Chegado ao ponto, diz-se: é aqui.
Aproximou-se de Veludo.
Notou que o cão estava diferente, em uma posição, misto de defesa e de tristeza. Johnny não ligou. Agarrou o cão, desamarrou-o e o lançou ao mar, em uma manobra que quase não caiu também na água.

* * *

Imediatamente, deu velocidade máxima em seu Johnson. Não olhou para trás. Em dado instante, no caminho de volta, se deu conta que havia deixado seu cordão de ouro sair-lhe do pescoço e cair ao mar.
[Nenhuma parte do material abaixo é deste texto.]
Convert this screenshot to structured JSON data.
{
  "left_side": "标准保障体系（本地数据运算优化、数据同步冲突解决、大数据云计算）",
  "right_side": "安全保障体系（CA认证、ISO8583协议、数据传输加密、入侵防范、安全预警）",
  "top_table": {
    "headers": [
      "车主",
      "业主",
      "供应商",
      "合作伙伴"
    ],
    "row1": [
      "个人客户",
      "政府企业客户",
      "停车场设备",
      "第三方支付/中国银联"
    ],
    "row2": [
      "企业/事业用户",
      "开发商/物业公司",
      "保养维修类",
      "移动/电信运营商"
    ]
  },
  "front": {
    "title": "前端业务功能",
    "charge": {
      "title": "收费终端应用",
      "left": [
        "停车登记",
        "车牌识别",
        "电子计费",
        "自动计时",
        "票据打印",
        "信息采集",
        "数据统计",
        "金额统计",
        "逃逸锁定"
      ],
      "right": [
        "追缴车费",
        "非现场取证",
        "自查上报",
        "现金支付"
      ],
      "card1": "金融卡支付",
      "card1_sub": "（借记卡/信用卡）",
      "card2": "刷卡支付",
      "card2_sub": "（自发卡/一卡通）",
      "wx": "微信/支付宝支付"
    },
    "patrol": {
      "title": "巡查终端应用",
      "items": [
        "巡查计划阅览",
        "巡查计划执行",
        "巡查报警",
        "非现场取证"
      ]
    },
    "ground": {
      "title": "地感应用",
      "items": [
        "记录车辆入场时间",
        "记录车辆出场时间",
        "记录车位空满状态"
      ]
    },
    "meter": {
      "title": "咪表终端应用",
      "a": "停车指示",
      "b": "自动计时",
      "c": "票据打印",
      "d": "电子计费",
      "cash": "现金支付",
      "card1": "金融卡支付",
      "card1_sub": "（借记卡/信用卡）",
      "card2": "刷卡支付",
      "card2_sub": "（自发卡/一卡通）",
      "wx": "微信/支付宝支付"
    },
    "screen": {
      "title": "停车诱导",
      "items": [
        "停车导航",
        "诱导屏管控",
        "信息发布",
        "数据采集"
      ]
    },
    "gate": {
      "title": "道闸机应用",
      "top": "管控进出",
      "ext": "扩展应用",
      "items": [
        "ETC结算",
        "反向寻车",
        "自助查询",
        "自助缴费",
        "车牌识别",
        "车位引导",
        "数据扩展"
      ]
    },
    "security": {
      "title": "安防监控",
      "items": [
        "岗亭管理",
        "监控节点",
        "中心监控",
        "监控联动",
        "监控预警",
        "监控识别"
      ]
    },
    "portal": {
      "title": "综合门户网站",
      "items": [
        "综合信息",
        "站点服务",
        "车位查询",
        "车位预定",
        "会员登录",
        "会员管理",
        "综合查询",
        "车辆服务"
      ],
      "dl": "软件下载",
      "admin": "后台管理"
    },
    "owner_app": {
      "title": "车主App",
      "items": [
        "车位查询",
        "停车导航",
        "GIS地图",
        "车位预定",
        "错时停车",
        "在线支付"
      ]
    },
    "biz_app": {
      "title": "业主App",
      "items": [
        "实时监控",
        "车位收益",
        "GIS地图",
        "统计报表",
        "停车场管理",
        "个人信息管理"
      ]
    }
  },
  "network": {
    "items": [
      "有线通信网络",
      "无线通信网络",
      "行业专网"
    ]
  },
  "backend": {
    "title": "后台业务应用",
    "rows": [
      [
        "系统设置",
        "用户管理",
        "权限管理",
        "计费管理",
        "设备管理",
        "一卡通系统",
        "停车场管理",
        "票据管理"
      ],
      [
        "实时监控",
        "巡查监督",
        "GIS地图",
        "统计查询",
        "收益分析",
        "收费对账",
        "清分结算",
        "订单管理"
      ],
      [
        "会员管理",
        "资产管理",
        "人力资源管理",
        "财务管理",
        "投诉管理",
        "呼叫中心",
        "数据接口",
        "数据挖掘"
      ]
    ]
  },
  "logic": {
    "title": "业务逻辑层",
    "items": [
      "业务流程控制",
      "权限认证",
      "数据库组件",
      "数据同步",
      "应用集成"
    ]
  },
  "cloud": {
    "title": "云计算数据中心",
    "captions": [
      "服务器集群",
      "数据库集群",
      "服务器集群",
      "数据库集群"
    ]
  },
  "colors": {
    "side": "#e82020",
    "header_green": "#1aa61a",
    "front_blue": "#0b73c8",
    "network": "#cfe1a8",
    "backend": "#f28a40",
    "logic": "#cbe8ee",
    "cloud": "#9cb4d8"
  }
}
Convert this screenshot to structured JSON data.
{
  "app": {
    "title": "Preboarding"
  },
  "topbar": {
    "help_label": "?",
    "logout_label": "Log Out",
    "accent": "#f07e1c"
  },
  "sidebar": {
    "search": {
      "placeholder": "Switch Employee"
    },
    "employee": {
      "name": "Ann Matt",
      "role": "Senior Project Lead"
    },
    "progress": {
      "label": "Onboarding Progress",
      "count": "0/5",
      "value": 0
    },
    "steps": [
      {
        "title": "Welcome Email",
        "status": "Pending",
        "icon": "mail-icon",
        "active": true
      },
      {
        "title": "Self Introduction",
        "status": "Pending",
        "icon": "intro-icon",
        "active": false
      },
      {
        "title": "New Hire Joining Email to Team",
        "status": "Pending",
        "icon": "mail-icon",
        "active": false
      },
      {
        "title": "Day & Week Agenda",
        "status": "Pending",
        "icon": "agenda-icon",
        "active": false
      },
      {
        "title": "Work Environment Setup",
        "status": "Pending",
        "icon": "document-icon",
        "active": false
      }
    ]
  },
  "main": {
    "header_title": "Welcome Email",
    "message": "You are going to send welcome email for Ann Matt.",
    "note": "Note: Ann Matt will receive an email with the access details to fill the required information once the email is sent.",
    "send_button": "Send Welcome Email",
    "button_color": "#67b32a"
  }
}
Ficou furioso.
_ Aquele cão ordinário. Além de me dar este trabalhão todo, ainda me fez perder minha corrente que ganhei de meu pai.

* * *

Os dias passavam. Um, dois, três… Johnny estava aliviado – claro havia se livrado de seu bode expiatório -. Curtia seu som em seu apartamento.
Em dado momento, ouviu um ruído estranho na porta. Um raspar metálico. Algo indefinido.
Pelo olho mágico, nada viu.
Criou coragem, abriu a porta.
Um cão, encharcado de água e óleo, ofegante, os olhos apagados para o infinito, trazia em sua boca, com baba sanguinolenta, a corrente de ouro de Johnny.
Johnny não prestou atenção em Veludo. Só viu a cruz. Levou-a correndo ao lavabo para lavá-la. Estava perfeita. Vestiu-a.

* * *

Johnny se lembra do cão, volta para a porta. Lá estava Veludo, que não havia ultrapassado a soleira de entrada. Estava morto.

* * *

Hoje, passados os anos, Suzy e Johnny têm dois filhos adolescentes e três cães pastores, que ficam a correr pelo quintal, em torno da casa. Mas, nada basta para aliviar o peso que Johnny traz em sua vida.